JC was still absolutely gorgeous, Adam thought, a bit dazed. Good thing he didn't have a crush on him anymore, he'd probably screw this up. He smiled instead, as JC said,

"I don't think they figured out what to call me yet. I'm going to be writing songs for the show, that is, provided they get signed up to make the series."

"Did you get a chance to do your warm-up? Are you ready to sing?" Kevin Antunes asked.

"Yes, I'm ready." Adam had a good feeling about this. Was Kevin his inside man? He handed over his sheet music and Kevin moved to the keyboard.

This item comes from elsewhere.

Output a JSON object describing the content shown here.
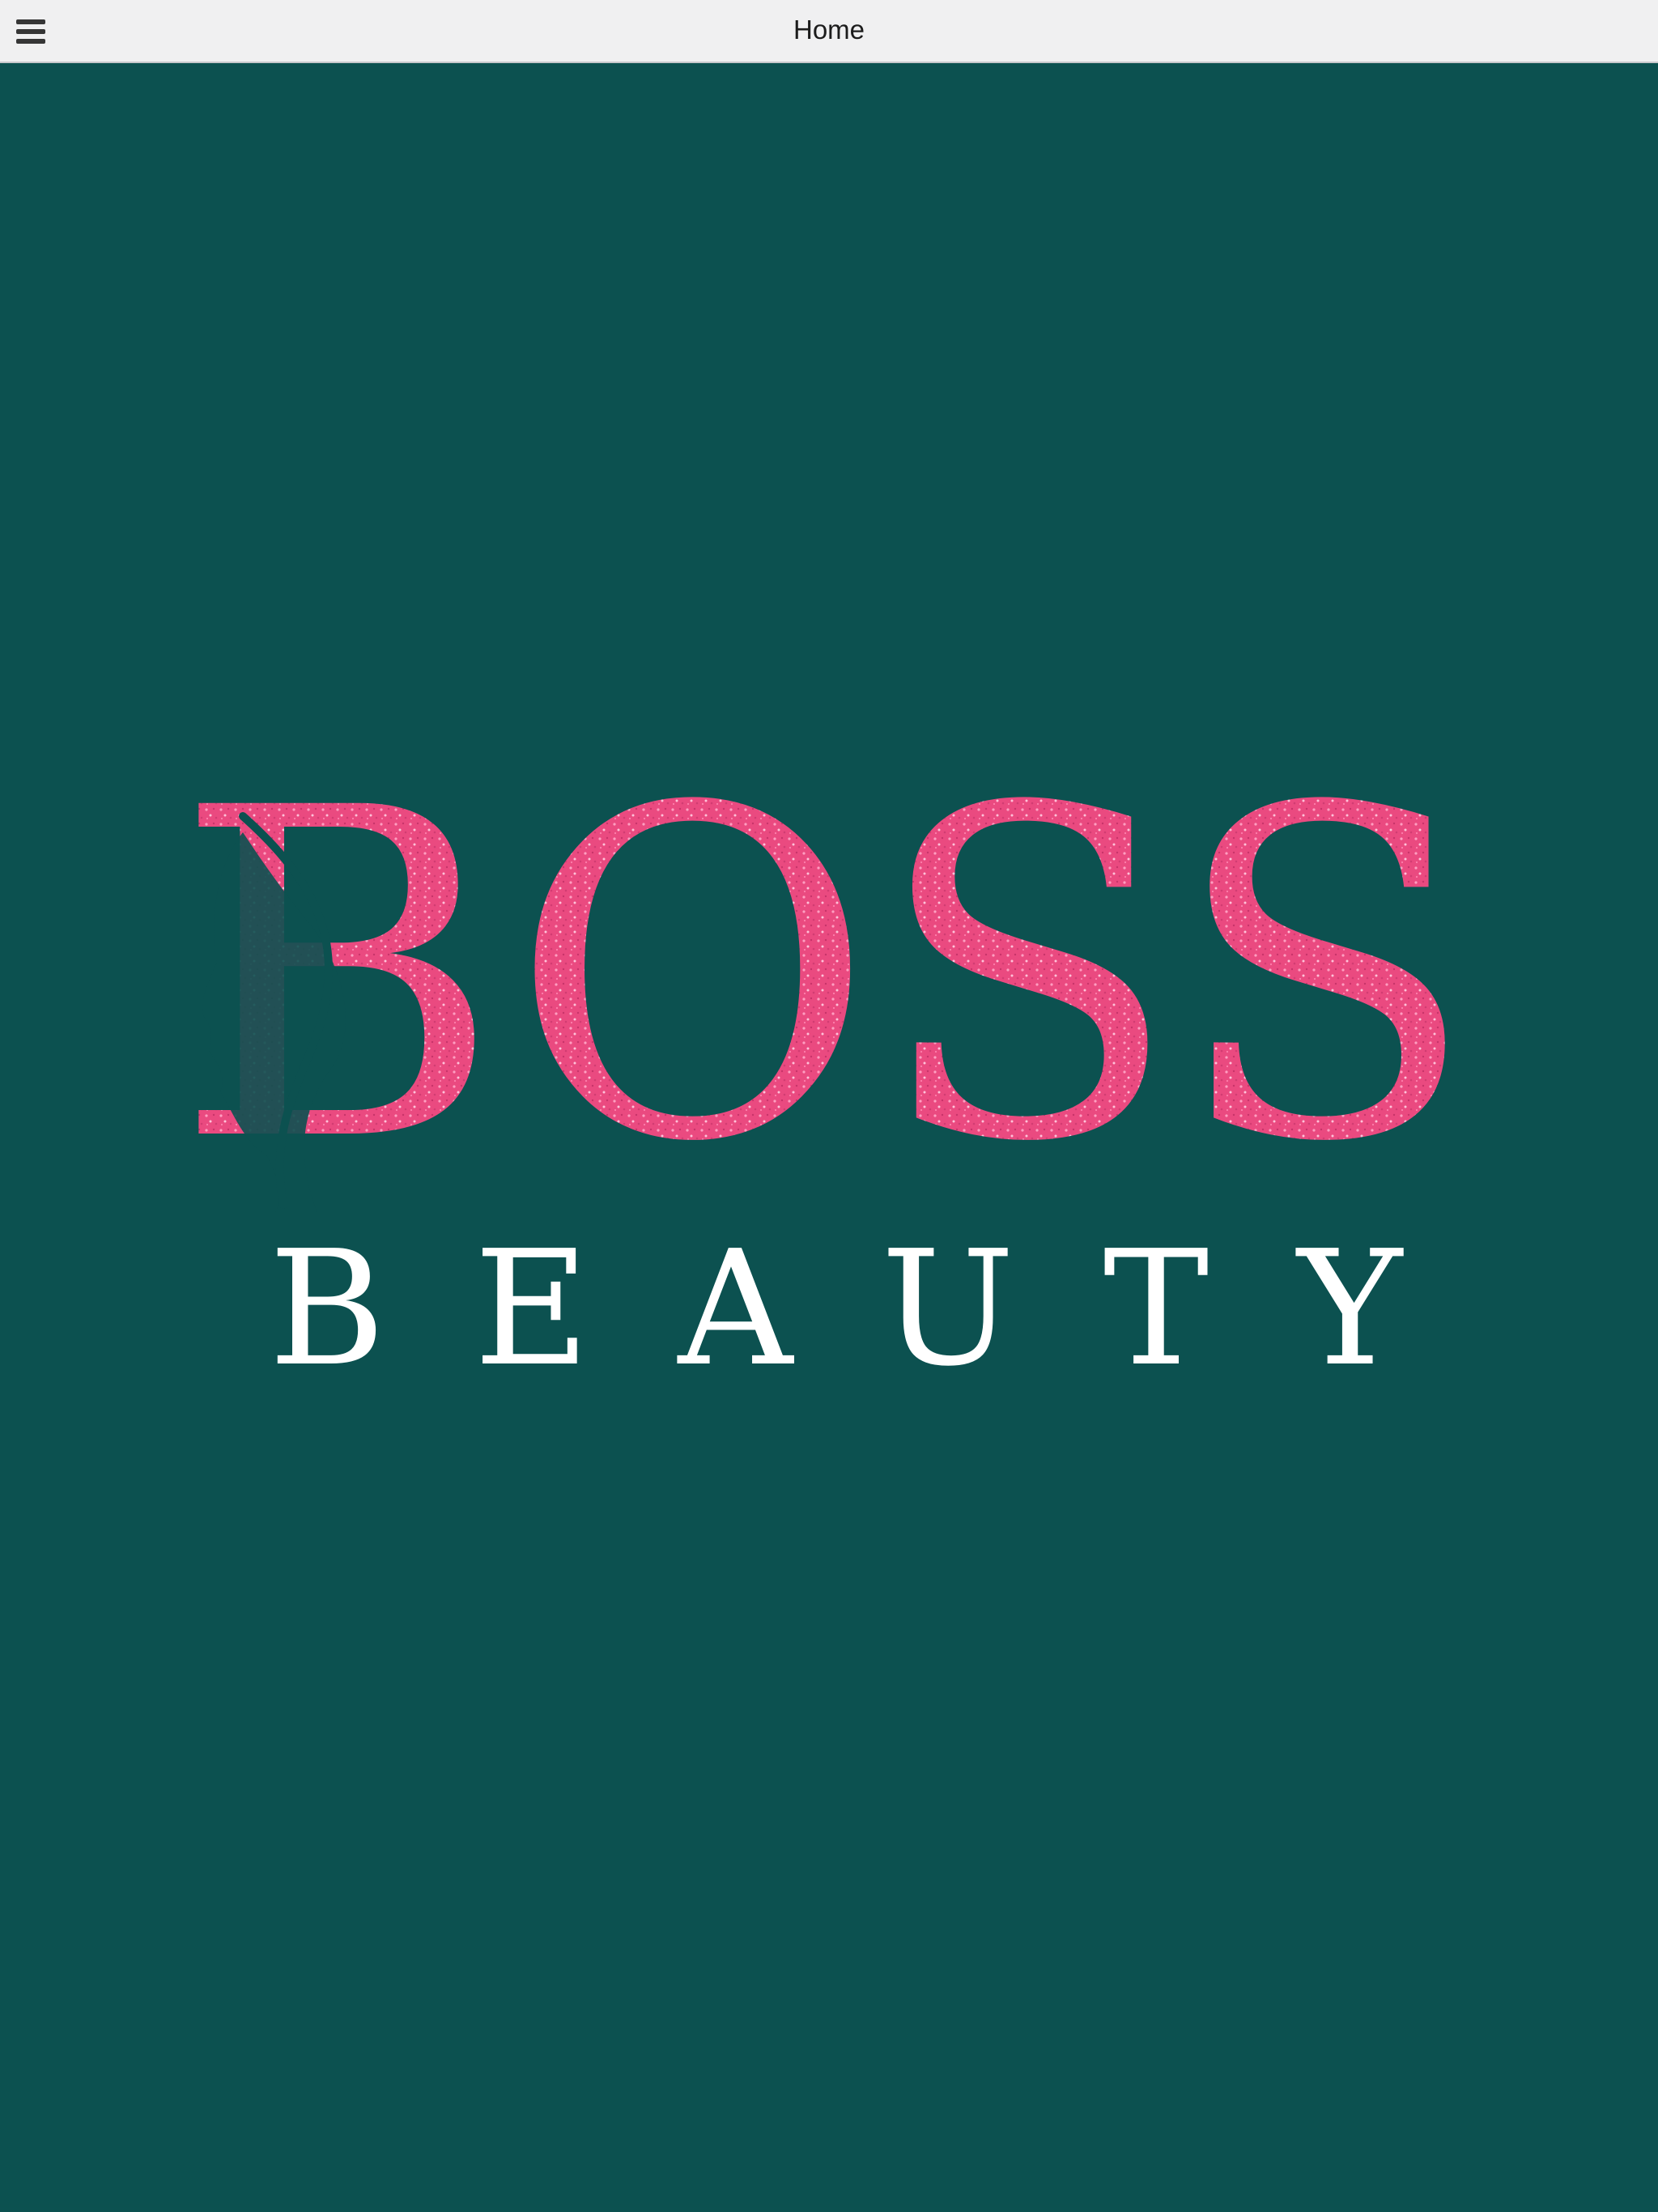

From what Adam could tell from the script and character sheet he'd been sent, Chance the bartender was a nosy, well-intentioned guy who gave the main characters good advice, and who would sing something that reflected their problems, or maybe the solutions. At least, that's how he thought it would work if they got to make the series. He was just auditioning for the pilot, nothing else mattered right now.

But Mad World was the kind of song that would really work with the people-have-problems deal, and he could put his heart and soul into it, and he did.

There was a brief silence after he finished, then Joey Fatone asked about Adam's previous experience, and he explained about the band, and the musical theater stuff going right back to grade school, and they asked him to do another song, so he took off the button-down shirt and did Black or White, and they seemed to like that one, too. Then he had to do the scene at the bar. Then he had to do it again, only really earnest and gentle and serious, then again really camp, then again like he was flirting with the camera-they had the camera right in his face, which freaked him a little bit, but if he was going to be on TV he'd have to get used to it, right?-and one final time with a little bit of everything all thrown into the same few lines, and Jonathan Frakes fine-tuning the balance.

After that, JC went across to the keyboard and asked him to sing a few scales, and was very complimentary about his range, and handed him a song to sight-read. After he sang it through they spent a while working on details. Adam was vaguely aware of the other producers murmuring to one another, but fuck, he was working on a song with JC Chasez, so he didn't pay them much heed. After he sang the song again, JC beamed up at him with that adorable crinkly-eyed smile and said it sounded great, and Adam felt like someone had just given him a gold medal. JC! Liked him! Liked his singing!

Joey asked him a couple of questions about availability after that, and said thank you, they'd let him know, and he was done.

His agent called two hours later.

"I thought it went well," Adam said. "I know I sang the shit out of those songs, and they got me to do the scene over and over, and I really thought I nailed it, but who knows. And they asked me so many questions about what I'd done, and what I thought of the character, and oh, God, it's so perfect for me. I guess I just have to wait until they auditioned everyone."

"Not really," Cecile said. "You got it."

"I-I got it? Really? Oh, my God!" Yes! Yes!

"Congratulations, babe. Great work. They're going to send the contract over, and the complete script, and confirm dates, but I thought you'd want to know right away. I'll call you as soon as it gets here and you can come in and sign." A few more pleasantries, and they were done.

Adam felt almost giddy. He fell back onto the couch and punched the air. "I got it!" He laughed. Wow. Now, he could start feeling nervous about whether the show would be picked up.

Tonight, though, he needed to celebrate. Who was he going to call first?